Although this question is over 2 years old now, I think it's interesting to consider the solution, assuming that the original interpretation was incorrect, and that $u[n]$ represents the system input, not the unit step sequence. If so, then the first thing to recognize is that the system is just an accumulator. For a time-domain demonstration, simply make repeated substitutions into the difference equation.

$$\begin{array}{rcl} y[n] & = & y[n-1] + x[n] \\ & = & y[n-2] + x[n-1] + x[n] \\ & = & y[n-3] + x[n-2] + x[n-1] + x[n] \\ & = & y[n-4] + x[n-3] + x[n-2] + x[n-1] + x[n] \\ & \vdots & \\ y[n] & = & \displaystyle \sum_{m=0}^\infty x[n-m] \end{array}$$

You can also show this using the $z$-transform,

$$\begin{array}{rcl} Y(z) & = & z^{-1} Y(z) + X(z) \\ H(z) = \dfrac{Y(z)}{X(z)} & = & \dfrac{1}{1 - x^{-1}} \\ h[n] & = & \mbox{unit step sequence} \\ \Rightarrow y[n] & = & \displaystyle \sum_{m=0}^\infty x[n-m]. \end{array}$$

At this point, one can use the standard techniques to test if the system is linear, time-invariant, causal and stable.

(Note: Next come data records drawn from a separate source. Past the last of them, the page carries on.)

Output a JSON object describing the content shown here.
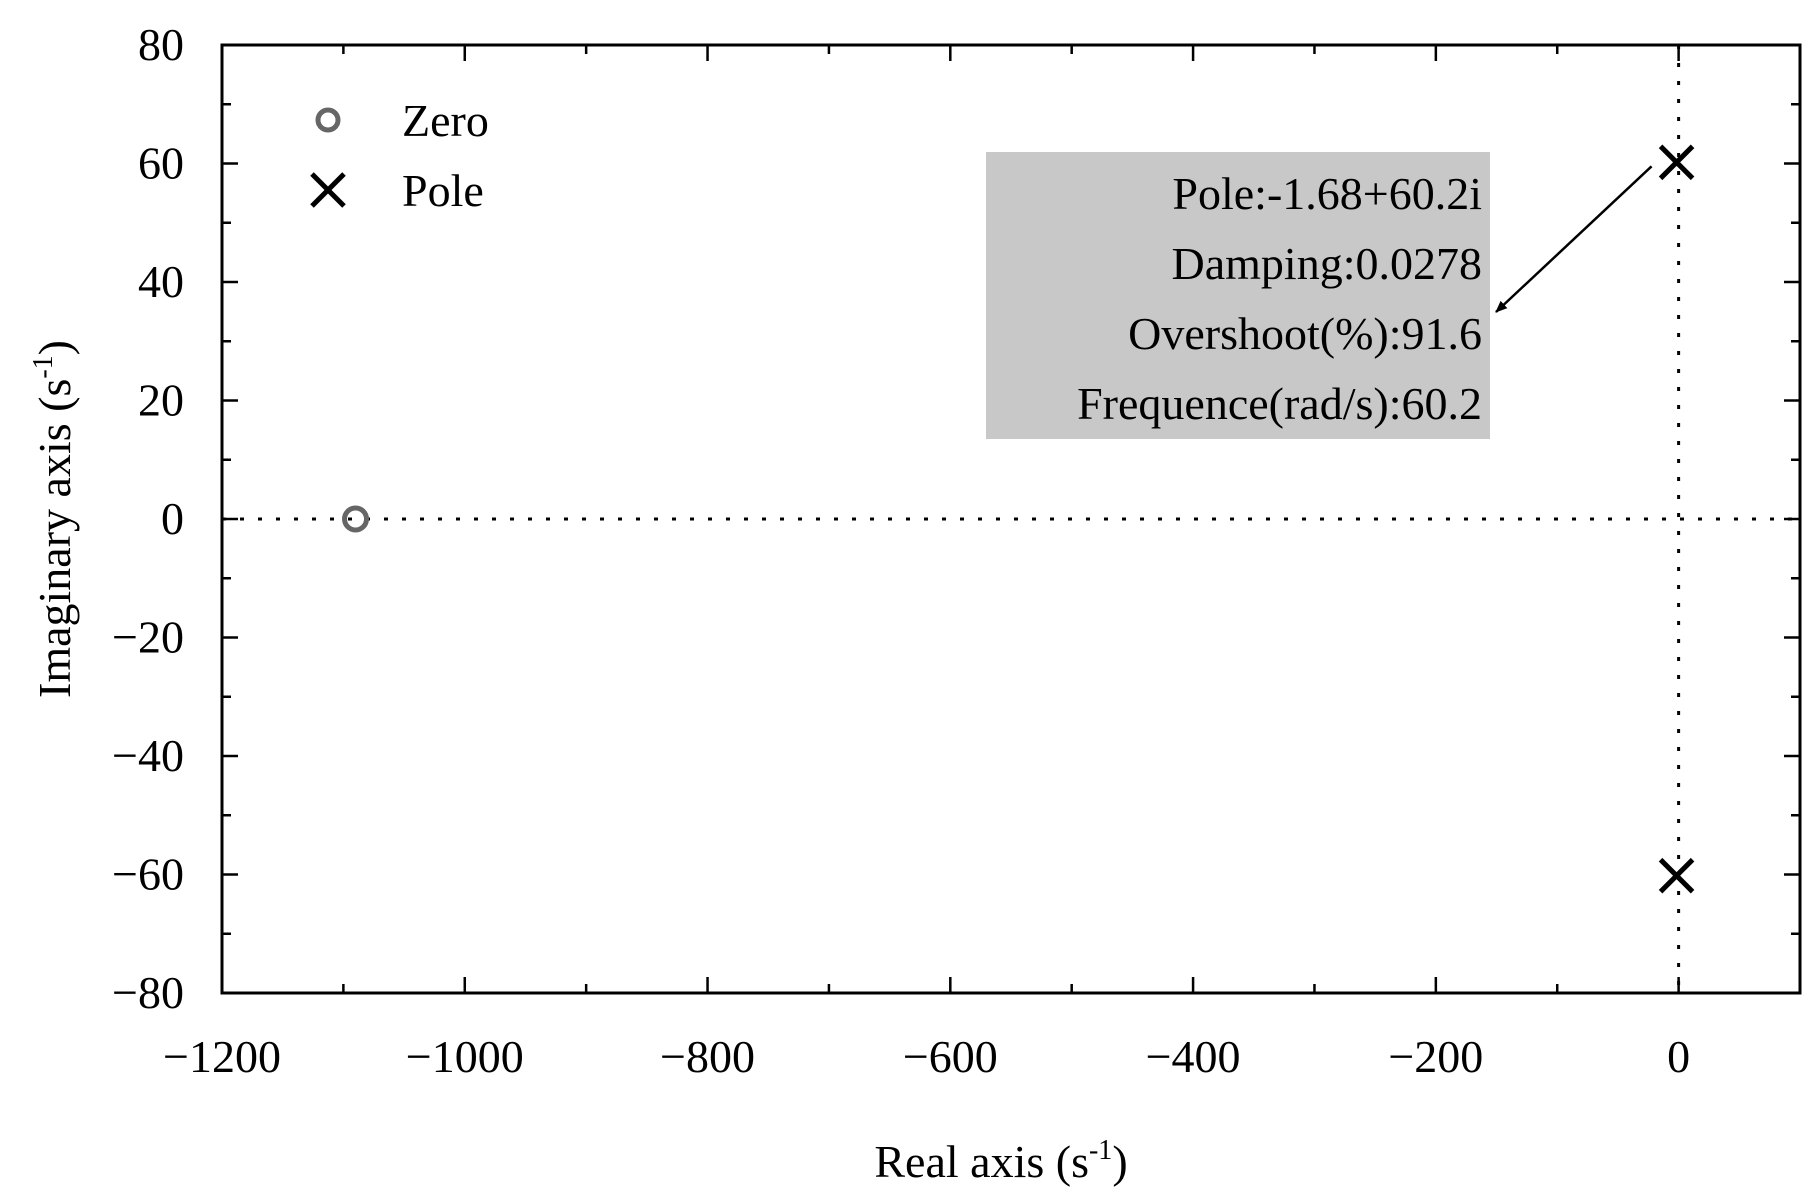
{
  "chart_data": {
    "type": "scatter",
    "title": "",
    "xlabel": {
      "main": "Real axis (s",
      "sup": "-1",
      "end": ")"
    },
    "ylabel": {
      "main": "Imaginary axis (s",
      "sup": "-1",
      "end": ")"
    },
    "xlim": [
      -1200,
      100
    ],
    "ylim": [
      -80,
      80
    ],
    "xticks": [
      -1200,
      -1000,
      -800,
      -600,
      -400,
      -200,
      0
    ],
    "xtick_labels": [
      "−1200",
      "−1000",
      "−800",
      "−600",
      "−400",
      "−200",
      "0"
    ],
    "yticks": [
      80,
      60,
      40,
      20,
      0,
      -20,
      -40,
      -60,
      -80
    ],
    "ytick_labels": [
      "80",
      "60",
      "40",
      "20",
      "0",
      "−20",
      "−40",
      "−60",
      "−80"
    ],
    "grid": false,
    "reference_lines": {
      "x": 0,
      "y": 0,
      "style": "dotted"
    },
    "legend": {
      "placement": "top-left",
      "entries": [
        {
          "label": "Zero",
          "marker": "circle",
          "color": "#666666"
        },
        {
          "label": "Pole",
          "marker": "x",
          "color": "#000000"
        }
      ]
    },
    "series": [
      {
        "name": "Zero",
        "marker": "circle",
        "color": "#666666",
        "points": [
          {
            "x": -1090,
            "y": 0
          }
        ]
      },
      {
        "name": "Pole",
        "marker": "x",
        "color": "#000000",
        "points": [
          {
            "x": -1.68,
            "y": 60.2
          },
          {
            "x": -1.68,
            "y": -60.2
          }
        ]
      }
    ],
    "annotation": {
      "target": {
        "x": -1.68,
        "y": 60.2
      },
      "background": "#c8c8c8",
      "lines": [
        "Pole:-1.68+60.2i",
        "Damping:0.0278",
        "Overshoot(%):91.6",
        "Frequence(rad/s):60.2"
      ]
    }
  }
}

Linearity: Define two input signals $x_1[n]$ and $x_2[n]$, with corresponding outputs $y_1[n]$ and $y_2[n]$,

$$\begin{array}{rcl} y_1[n] & = & \displaystyle \sum_{m=0}^\infty x_1[n-m] \\ y_2[n] & = & \displaystyle \sum_{m=0}^\infty x_2[n-m] \end{array}$$

Now define a third input signal that is a linear combination of the others, $$ x_3[n] = a x_1[n] + b x_2[n]. $$

The output in response to $x_3[n]$ is

$$\begin{array}{rcl} y_3[n] & = & \displaystyle \sum_{m=0}^\infty x_3[n-m] \\ & = & \displaystyle \sum_{m=0}^\infty \left( a x_1[n-m] + b x_2[n-m] \right) \\ & = & a \displaystyle \sum_{m=0}^\infty x_1[n-m] + b \displaystyle \sum_{m=0}^\infty x_2[n-m] \\ & = & a y_1[n] + b y_2[n]. \end{array}$$

Therefore the system is linear.

Time-Invariance: Using $x_1[n]$ and $y_1[n]$ as an input-output pair, define the input $$x_2[n] = x_1[n-N]$$.

The corresponding output is $$ y_2[n] = \displaystyle \sum_{m=0}^\infty x_2[n-m] = \displaystyle \sum_{m=0}^\infty x_1[n-N-m] = y_1[n-N]. $$

Therefore the system is time-invariant.

Causality: The system is causal by inspection, as $y[n]$ depends on $x[n-m]$ only for $m \geq 0$.

Stability: Let $x[n]$ be the bounded input signal that is 1 for all $n$. the output $y[n]$ is the sum of all present and previous inputs, which will diverge to infinity for all $n$. Therefore the system is unstable.